Les autorités provinciales et territoriales de santé publique demandent à 26 personnes à travers le Canada de surveiller l’apparition de symptômes du hantavirus, même si elles sont considérées comme présentant un «faible risque», a indiqué la Dre Joss Reimer lors d’une conférence de presse jeudi.
Elle a précisé que ces personnes ont toutes voyagé sur le même vol qu’une personne atteinte de l’hantavirus, mais qu’ils n’auraient pas été en contact étroit avec une personne malade ou assise à proximité de celle-ci.
Elle a ajouté que les autorités sanitaires européennes les avaient jugées sans risque, mais que le Canada adoptait une «approche de précaution, et les a classées comme présentant un risque minimal ou faible plutôt que nul».
Il existe des dizaines d’hantavirus dans le monde, mais le navire a été touché par le virus des Andes — la seule forme connue étant capable de se transmettre d’une personne à l’autre.
«Je tiens à être claire avec les Canadiens: le risque global pour la population générale lié à l’épidémie d’hantavirus des Andes reste faible à l’heure actuelle, a rassuré la Dre Reimer. Mais compte tenu de la gravité des symptômes du virus, nous adoptons une approche de précaution pour garantir la protection des Canadiens.»
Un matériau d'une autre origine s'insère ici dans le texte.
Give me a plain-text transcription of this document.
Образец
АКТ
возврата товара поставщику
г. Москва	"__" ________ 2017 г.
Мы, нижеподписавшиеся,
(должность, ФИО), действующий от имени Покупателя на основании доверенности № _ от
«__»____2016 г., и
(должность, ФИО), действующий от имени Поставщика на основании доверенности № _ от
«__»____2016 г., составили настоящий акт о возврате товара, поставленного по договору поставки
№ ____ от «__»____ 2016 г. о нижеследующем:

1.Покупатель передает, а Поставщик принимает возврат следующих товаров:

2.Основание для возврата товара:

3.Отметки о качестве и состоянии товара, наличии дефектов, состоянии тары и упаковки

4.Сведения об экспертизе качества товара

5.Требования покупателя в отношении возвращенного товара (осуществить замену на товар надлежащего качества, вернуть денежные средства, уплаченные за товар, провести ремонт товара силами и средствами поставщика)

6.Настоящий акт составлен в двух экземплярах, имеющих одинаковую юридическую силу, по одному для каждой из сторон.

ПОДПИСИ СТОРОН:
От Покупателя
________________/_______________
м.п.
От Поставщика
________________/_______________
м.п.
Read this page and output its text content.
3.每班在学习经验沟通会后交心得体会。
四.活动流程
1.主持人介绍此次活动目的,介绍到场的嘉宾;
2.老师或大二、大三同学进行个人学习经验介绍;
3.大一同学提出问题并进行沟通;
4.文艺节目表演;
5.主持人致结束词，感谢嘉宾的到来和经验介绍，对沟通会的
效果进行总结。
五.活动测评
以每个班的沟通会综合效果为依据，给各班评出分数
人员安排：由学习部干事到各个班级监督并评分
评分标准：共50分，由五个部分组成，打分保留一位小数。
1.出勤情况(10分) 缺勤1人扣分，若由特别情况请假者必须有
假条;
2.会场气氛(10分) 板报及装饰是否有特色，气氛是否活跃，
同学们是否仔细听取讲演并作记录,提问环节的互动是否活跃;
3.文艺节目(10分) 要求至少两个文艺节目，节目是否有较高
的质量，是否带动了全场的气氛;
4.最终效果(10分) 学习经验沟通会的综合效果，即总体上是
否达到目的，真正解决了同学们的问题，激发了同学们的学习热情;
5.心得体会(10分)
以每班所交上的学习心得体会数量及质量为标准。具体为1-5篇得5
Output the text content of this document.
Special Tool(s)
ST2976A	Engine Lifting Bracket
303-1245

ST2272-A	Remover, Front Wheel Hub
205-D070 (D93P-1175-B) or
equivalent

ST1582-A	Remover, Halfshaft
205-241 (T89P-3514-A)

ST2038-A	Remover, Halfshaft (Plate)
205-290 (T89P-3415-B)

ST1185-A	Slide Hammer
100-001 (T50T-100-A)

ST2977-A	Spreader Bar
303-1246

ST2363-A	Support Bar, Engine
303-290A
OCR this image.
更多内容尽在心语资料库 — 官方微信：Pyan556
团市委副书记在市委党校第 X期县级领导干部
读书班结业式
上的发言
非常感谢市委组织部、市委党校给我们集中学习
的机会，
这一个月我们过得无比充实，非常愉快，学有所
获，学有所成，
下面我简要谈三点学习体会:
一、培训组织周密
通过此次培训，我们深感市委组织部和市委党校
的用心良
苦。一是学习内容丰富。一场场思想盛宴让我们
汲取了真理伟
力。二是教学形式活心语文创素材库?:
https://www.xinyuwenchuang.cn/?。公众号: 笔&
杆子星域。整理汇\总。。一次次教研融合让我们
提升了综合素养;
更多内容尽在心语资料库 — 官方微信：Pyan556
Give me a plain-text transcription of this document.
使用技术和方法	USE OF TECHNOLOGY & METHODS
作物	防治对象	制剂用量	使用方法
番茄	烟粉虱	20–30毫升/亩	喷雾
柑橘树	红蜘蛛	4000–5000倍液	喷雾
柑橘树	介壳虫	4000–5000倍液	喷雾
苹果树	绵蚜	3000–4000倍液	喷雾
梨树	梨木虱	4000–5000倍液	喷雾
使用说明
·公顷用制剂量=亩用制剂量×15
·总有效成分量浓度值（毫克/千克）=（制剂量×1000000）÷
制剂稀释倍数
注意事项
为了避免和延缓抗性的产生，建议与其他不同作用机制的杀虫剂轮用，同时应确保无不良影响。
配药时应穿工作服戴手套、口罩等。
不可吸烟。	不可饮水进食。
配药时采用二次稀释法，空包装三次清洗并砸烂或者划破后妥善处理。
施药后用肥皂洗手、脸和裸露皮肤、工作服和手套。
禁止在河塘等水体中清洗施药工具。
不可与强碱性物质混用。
L’Agence de la santé publique du Canada ne recommande pas aux personnes à faible risque de s’isoler, mais la Dre Reimer a noté que les agences provinciales et territoriales de santé publique pourraient le faire à l’issue d’évaluations de risque plus détaillées.
Bien que la Dre Reimer ait déclaré ne pas pouvoir fournir d’informations précises sur la provenance des 26 personnes concernées, les agences provinciales de santé en ont confirmé 15 au cours des deux derniers jours.
Le ministère de la Santé du Québec a indiqué mercredi que huit personnes dans la province avaient peut-être été exposées, mais qu’elles étaient considérées comme présentant un risque très faible de développer une infection. Il a déterminé qu’elles n’avaient pas besoin de s’isoler tant qu’elles ne présentaient aucun symptôme.
Le ministère de la Santé de l’Ontario a adopté une approche différente, annonçant mardi qu’il avait demandé à sept personnes à faible risque de s’isoler.
La Dre Reimer a ajouté que neuf personnes ont été classées comme contacts à haut risque et sont en isolement en Ontario, en Alberta et en Colombie-Britannique, car elles étaient des passagers du navire de croisière où l’épidémie s’est déclarée, ou qu’elles avaient été en contact étroit avec une personne infectée par l’hantavirus lors d’un vol.
Parmi les passagers du navire, quatre personnes sont en isolement sur l’île de Vancouver et un couple est en isolement dans la région de Grey Bruce, en Ontario.
Les personnes en isolement parce qu’elles auraient pu être en contact étroit avec une personne infectée par le virus dans l’avion comprennent un visiteur au Canada en isolement dans la région de Peel, en Ontario, et deux voyageurs en isolement en Alberta.
La Dre Reimer a noté que personne au Canada ne présentait de symptômes du hantavirus, dont la période d’incubation peut durer plusieurs semaines.
Des médecins, des scientifiques et des responsables de la santé publique ont rappelé qu’un contact étroit et prolongé — comme celui qui peut se produire à bord d’un bateau de croisière — est nécessaire pour que l’hantavirus se transmette entre humains.
Ils ont affirmé que, comme il n’est pas facilement transmissible dans des circonstances normales, il n’est pas considéré comme présentant une menace de pandémie.
L’Organisation mondiale de la santé (OSM) a déclaré mercredi qu’un total de 11 cas d’infection liés à cette croisière avaient été signalés dans le monde, dont 3 décès. Huit cas ont été confirmés par des tests de laboratoire.